Hope this helps, and BTW, I work at Corensic, a company that's building a concurrency debugger that you may want to check out. It helps pick up the pieces when assumptions about concurrency, coherence, and consistency prove unfounded :)
Imagine you do this:
lock(); //some synchronization primitive e.g. a semaphore/mutex
globalint = somevalue;
unlock();
If there were no cache coherence, that last unlock() would have to assure that globalint are now visible everywhere, with cache coherance all you need to do is to write it to memory and let the hardware do the magic. A software solution would have keep tack of which memory exists in which caches, on which cores, and somehow make sure they're atomically in sync.

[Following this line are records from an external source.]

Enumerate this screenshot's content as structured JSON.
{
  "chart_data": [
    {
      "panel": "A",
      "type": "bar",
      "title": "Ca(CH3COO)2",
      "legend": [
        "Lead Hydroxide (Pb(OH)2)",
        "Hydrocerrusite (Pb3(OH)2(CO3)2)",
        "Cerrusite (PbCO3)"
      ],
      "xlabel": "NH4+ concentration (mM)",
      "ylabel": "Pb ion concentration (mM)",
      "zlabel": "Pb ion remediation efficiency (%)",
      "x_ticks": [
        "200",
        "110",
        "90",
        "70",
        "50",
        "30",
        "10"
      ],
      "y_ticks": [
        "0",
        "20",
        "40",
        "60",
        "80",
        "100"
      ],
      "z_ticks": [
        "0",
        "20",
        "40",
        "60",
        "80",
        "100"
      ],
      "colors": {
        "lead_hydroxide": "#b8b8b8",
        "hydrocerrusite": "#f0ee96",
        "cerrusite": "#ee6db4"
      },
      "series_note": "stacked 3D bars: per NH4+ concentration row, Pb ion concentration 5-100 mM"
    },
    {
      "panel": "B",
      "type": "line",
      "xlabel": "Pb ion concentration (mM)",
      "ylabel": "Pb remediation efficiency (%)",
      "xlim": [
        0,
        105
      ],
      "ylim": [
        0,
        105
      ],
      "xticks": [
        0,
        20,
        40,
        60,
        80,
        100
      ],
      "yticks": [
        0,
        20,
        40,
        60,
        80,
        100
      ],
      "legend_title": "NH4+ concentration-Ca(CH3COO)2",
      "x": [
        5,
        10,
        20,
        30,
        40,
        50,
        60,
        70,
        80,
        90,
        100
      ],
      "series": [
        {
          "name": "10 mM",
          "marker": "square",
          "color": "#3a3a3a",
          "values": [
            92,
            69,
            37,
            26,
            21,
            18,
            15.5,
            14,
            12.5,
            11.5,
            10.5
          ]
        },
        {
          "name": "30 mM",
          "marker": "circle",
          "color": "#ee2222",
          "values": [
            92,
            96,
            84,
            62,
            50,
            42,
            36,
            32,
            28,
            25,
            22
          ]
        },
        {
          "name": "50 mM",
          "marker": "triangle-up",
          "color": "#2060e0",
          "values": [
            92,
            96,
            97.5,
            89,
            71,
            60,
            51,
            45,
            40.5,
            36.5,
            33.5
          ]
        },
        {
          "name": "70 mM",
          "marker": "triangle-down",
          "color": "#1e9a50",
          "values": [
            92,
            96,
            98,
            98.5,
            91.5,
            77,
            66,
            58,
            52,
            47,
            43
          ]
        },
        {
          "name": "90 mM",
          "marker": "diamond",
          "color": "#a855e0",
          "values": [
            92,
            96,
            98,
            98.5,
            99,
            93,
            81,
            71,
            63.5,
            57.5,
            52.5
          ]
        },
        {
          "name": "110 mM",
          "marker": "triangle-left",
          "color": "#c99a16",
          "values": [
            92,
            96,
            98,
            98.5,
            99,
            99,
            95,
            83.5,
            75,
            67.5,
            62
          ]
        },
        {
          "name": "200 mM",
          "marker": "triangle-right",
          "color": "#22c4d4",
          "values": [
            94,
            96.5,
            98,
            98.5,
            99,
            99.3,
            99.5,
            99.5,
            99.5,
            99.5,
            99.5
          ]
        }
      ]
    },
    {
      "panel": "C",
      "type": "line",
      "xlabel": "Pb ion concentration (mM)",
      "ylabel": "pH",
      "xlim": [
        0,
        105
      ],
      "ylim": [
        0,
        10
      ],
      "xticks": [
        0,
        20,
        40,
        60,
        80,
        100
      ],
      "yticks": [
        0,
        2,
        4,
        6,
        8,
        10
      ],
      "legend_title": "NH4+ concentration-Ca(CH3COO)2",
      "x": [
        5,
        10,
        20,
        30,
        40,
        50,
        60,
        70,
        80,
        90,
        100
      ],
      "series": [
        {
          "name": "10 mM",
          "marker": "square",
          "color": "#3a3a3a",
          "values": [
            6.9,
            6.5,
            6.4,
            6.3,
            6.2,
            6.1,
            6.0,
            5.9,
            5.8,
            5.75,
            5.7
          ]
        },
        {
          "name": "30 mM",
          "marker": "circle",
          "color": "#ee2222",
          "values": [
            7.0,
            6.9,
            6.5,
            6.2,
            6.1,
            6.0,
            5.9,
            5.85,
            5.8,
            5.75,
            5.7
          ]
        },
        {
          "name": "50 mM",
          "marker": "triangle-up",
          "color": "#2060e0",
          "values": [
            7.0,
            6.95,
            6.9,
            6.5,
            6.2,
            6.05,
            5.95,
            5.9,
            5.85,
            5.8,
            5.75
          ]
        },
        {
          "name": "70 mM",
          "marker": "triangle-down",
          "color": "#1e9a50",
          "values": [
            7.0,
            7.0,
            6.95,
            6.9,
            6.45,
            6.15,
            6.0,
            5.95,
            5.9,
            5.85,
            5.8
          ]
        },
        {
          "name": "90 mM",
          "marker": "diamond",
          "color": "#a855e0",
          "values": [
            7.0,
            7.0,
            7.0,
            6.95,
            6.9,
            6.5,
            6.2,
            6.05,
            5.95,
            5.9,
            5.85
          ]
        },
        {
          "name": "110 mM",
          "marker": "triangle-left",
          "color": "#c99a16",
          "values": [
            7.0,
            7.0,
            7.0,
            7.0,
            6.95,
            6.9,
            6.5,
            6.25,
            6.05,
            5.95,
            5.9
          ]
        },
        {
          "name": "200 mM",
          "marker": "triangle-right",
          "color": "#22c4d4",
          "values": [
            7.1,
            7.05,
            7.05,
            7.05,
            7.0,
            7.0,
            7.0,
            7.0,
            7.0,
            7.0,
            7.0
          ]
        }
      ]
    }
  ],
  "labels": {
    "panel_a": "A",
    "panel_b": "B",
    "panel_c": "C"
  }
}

You'd win an award if you can find a software solution that keeps track of all the pieces of memory that exist in the caches that needs to be keept in sync, that's more efficient than a current hardware solution.
Cache coherency becomes extremely important when you are dealing with multiple threads and are accessing the same variable from multiple threads. In that particular case, you have to ensure that all processors/cores do see the same value if they access the variable at the same time, otherwise you'll have wonderfully non-deterministic behaviour.
It's not needed for locking. The locking code would include cache flushing if that was needed. It's mainly needed to ensure that concurrent updates by different processors to different variables in the same cache line aren't lost.
Cache coherency is implemented in hardware because the programmer doesn't have to worry about making sure all threads see the latest value of a memory location while operating in multicore/multiprocessor enviroment. Cache coherence gives an abstraction that all cores/processors are operating on a single unified cache, though every core/processor has it own individual cache.
It also makes sure the legacy multi-threaded code works as is on new processors models/multi processor systems, without making any code changes to ensure data consistency.